Anthropic’s safety brand is slipping from a “differentiation advantage” to a “political liability.”
It’s walking a tightrope: needing to appear “safe” enough to maintain its brand, yet “flexible” enough to avoid market and government abandonment. But both tolerances are shrinking.
Stacking these three points reveals the picture clearly.
Accusing Chinese companies of distilling Claude is to bolster the narrative for chip export controls. Dropping safety pause commitments to stay competitive. Refusing Pentagon’s autonomous weapon demands to preserve a moral high ground.
Each step makes sense individually, but they conflict with each other.
You can’t claim Chinese companies’ distillation endangers national security and simultaneously remove your own safety promises. If models are truly so dangerous, you should be more cautious, not more aggressive.
Unless you’re Anthropic.
In the AI industry, identity isn’t defined by your statements but by your balance sheet. Anthropic’s “safety” narrative is essentially a brand premium.

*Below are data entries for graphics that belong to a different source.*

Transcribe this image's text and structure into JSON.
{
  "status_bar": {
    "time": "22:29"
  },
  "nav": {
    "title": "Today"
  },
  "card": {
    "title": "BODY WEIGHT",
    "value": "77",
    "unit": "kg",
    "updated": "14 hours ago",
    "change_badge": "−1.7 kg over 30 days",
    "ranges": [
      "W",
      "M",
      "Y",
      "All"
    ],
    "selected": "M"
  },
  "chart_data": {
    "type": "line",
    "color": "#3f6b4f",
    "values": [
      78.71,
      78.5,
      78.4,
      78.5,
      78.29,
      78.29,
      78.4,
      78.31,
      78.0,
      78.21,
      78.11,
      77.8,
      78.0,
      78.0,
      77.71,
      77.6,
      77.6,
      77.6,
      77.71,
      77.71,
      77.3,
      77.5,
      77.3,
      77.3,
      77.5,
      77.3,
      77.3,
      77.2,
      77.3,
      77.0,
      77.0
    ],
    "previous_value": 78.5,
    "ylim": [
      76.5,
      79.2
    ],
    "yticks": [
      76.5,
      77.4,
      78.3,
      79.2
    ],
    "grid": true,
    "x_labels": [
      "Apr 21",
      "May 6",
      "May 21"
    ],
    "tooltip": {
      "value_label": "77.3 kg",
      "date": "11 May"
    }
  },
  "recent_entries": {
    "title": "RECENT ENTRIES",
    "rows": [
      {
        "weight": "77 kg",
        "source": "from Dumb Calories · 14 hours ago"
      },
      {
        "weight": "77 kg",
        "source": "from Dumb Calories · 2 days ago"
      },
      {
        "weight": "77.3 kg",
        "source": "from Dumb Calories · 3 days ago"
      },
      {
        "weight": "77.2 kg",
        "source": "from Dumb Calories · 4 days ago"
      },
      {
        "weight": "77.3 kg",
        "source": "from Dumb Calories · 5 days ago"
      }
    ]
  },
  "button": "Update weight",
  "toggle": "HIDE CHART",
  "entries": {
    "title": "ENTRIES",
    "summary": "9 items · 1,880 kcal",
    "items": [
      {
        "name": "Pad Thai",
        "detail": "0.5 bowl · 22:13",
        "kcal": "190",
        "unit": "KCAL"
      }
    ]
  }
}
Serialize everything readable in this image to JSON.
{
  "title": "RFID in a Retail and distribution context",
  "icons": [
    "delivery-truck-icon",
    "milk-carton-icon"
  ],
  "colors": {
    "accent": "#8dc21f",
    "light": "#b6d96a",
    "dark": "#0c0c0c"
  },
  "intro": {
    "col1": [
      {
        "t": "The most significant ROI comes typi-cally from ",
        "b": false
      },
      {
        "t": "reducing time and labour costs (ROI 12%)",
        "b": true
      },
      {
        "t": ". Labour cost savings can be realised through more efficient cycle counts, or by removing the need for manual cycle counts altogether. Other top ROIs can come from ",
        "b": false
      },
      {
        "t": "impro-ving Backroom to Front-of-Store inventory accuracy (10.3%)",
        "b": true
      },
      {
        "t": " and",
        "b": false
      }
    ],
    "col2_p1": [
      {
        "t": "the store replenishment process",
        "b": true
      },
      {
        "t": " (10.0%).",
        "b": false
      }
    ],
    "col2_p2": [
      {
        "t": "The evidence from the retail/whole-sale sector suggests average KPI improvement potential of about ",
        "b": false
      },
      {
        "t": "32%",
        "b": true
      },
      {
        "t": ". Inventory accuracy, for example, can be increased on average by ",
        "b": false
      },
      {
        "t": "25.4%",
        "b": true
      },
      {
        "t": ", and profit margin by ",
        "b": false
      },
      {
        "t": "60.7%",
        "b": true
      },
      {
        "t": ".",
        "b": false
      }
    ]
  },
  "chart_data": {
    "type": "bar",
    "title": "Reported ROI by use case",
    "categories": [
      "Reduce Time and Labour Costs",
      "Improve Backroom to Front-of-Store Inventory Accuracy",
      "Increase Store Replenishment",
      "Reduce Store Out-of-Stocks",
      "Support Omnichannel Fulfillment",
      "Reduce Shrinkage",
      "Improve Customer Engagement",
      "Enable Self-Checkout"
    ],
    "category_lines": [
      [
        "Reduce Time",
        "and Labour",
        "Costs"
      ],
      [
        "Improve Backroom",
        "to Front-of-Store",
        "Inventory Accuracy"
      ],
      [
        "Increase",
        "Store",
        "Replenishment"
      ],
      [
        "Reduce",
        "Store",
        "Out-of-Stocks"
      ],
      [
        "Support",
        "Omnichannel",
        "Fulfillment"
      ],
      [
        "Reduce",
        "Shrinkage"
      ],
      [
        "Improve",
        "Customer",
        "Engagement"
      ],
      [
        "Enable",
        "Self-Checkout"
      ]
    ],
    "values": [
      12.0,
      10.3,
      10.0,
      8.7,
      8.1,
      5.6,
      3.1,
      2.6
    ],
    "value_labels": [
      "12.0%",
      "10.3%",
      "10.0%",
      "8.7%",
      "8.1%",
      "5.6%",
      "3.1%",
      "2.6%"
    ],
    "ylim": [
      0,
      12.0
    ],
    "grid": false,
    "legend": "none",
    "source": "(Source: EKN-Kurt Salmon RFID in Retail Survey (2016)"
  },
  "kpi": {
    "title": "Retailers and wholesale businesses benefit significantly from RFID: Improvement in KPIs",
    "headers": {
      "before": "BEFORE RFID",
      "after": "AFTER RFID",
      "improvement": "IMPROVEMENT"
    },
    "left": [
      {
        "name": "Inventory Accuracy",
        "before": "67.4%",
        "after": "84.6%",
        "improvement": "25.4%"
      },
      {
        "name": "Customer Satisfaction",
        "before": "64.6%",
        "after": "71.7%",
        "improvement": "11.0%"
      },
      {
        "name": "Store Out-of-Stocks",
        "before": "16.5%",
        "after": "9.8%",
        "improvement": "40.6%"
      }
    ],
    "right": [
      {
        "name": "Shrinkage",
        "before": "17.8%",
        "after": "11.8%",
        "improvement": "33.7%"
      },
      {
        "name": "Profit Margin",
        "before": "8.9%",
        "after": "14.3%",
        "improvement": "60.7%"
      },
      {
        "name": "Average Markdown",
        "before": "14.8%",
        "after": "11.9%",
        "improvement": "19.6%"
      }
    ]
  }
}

In the early AI arms race, that premium was valuable. Investors paid higher valuations for “responsible AI,” governments greenlit “trustworthy AI,” and customers paid for “safer AI.”
But by 2026, that premium is evaporating.
Anthropic now faces not a question of “whether to compromise,” but “who to compromise with first.” Compromise with the Pentagon damages its brand. Compromise with competitors nullifies safety promises. Compromise with investors means losing on both fronts.
By Friday at 5:01 PM, Anthropic will deliver its answer.
But one thing is certain: the Anthropic that once thrived on “we’re different from OpenAI” is becoming just like everyone else.
The end of an identity crisis is often the disappearance of identity itself.